Bronze vs Silver
Updated for plan year 2026
In short
The core difference: a bronze plan has the lowest premium but makes you pay much more when you get care, while a silver plan costs a bit more each month and, crucially, is the only tier that unlocks cost-sharing reductions if your income qualifies. For many lower-income shoppers, a silver plan with those reductions ends up cheaper overall than bronze. Without that help, bronze is the lower-premium bet for people who rarely use care.
Side by side
| Dimension | Bronze | Silver |
|---|---|---|
| Monthly premium | Lowest | Moderate |
| Deductible and out-of-pocket costs | Highest | Lower, especially with savings |
| Cost-sharing reductions | Not available | Available if your income qualifies |
| Actuarial value | About 60 percent | About 70 percent, higher with reductions |
| Best for | Low premium, little expected care | Income-qualified or steady care |
When Bronze wins
Bronze makes sense when you want the lowest possible premium, don't qualify for cost-sharing reductions, and expect to use little care beyond free preventive visits.

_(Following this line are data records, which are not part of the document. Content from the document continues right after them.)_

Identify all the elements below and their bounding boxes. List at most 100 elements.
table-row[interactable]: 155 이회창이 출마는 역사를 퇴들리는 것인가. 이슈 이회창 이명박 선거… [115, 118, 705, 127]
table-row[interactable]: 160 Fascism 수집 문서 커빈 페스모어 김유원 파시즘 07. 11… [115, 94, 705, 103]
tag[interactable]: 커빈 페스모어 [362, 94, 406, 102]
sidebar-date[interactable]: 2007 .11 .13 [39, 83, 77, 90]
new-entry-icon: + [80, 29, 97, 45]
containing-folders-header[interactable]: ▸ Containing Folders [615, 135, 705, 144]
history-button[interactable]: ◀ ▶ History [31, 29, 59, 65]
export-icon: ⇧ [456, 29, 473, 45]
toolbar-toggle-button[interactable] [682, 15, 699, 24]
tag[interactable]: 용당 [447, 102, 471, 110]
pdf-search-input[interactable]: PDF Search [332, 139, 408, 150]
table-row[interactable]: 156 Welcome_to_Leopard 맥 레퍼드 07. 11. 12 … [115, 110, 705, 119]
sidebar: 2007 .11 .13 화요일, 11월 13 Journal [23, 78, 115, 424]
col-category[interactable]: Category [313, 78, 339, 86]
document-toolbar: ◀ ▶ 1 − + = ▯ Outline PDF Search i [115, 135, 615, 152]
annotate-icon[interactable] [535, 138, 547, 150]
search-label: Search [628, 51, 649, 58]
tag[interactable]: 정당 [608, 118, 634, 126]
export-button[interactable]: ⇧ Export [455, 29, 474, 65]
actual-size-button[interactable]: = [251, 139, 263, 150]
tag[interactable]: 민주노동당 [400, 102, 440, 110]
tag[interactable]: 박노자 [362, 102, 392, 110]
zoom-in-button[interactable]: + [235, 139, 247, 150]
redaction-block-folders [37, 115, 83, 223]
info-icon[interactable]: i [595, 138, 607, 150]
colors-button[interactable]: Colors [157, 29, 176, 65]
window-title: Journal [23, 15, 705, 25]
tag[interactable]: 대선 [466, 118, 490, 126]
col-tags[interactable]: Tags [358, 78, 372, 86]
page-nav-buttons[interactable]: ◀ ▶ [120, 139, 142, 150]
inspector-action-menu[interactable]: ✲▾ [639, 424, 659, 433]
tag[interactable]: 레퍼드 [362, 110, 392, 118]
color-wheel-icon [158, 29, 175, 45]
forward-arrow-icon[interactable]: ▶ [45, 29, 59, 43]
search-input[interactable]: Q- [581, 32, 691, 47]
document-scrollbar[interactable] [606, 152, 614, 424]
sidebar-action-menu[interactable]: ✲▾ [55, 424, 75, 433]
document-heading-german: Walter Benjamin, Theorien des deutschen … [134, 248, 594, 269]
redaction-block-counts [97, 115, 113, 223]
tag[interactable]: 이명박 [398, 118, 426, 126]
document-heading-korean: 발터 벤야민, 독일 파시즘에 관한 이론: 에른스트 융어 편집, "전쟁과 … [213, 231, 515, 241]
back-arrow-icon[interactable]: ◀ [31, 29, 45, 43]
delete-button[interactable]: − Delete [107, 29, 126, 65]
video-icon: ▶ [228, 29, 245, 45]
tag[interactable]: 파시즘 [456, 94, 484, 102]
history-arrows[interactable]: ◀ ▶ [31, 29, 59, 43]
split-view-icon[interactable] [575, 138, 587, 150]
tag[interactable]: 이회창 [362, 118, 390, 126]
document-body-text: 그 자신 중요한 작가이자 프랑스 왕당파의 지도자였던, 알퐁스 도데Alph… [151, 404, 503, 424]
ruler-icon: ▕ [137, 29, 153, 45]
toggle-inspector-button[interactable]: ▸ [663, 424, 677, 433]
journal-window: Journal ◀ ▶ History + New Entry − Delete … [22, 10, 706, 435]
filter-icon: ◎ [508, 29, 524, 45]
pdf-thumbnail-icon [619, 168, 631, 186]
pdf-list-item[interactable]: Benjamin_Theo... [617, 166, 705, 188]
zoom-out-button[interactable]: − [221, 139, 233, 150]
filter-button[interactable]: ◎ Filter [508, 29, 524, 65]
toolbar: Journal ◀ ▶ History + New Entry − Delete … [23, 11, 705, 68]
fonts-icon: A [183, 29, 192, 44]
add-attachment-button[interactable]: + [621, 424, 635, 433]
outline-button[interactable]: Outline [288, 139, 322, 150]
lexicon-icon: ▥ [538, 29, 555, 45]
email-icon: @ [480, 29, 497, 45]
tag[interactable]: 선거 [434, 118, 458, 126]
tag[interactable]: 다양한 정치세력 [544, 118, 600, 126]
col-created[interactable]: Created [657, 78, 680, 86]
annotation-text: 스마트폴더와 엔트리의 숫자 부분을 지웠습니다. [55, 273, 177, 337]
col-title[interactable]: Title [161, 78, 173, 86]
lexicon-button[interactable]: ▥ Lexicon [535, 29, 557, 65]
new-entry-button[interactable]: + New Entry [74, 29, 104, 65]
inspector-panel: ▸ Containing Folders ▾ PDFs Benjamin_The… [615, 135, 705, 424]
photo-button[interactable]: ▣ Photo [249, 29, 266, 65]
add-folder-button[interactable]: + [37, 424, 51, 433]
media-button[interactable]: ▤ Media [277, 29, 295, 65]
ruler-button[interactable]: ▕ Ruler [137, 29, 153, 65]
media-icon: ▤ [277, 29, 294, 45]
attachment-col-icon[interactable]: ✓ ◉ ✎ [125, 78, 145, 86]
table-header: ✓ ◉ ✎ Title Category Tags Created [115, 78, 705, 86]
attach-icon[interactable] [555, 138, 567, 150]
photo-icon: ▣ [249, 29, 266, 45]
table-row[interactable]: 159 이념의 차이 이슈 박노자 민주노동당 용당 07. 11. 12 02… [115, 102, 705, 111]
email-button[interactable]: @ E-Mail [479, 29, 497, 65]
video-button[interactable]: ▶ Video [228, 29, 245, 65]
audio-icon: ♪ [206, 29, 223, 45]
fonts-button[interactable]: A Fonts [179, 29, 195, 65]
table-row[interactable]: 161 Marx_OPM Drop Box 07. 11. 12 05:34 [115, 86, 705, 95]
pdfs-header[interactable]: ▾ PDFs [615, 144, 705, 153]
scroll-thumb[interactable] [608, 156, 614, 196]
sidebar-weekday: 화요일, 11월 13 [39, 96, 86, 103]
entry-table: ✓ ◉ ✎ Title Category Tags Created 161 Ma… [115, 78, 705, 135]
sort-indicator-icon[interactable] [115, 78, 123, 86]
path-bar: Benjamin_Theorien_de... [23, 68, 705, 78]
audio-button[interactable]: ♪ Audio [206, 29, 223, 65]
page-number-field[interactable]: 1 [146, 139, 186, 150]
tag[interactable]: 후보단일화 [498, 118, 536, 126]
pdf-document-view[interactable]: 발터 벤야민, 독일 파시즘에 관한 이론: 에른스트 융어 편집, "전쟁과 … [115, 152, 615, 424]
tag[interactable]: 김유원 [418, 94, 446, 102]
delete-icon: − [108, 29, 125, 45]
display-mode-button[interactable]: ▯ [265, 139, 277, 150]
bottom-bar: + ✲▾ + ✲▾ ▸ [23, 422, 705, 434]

It protects you against a catastrophic year through the out-of-pocket maximum while keeping monthly costs down. The risk is the high deductible: a mid-size medical event lands almost entirely on you before the plan pays.
When Silver wins
Silver wins when your income qualifies for cost-sharing reductions, because those savings, available only on silver, can lower its deductible and copays so much that it outvalues bronze despite the higher premium. Even without reductions, silver suits people who expect steady care and want a smaller deductible. It's the first tier to check before assuming bronze is cheapest.
The bottom line
Check cost-sharing reductions first. If you qualify, silver often beats bronze on total cost, not just coverage. If you don't and you rarely use care, bronze's lower premium usually wins. The deciding factor is your income and how much care you expect.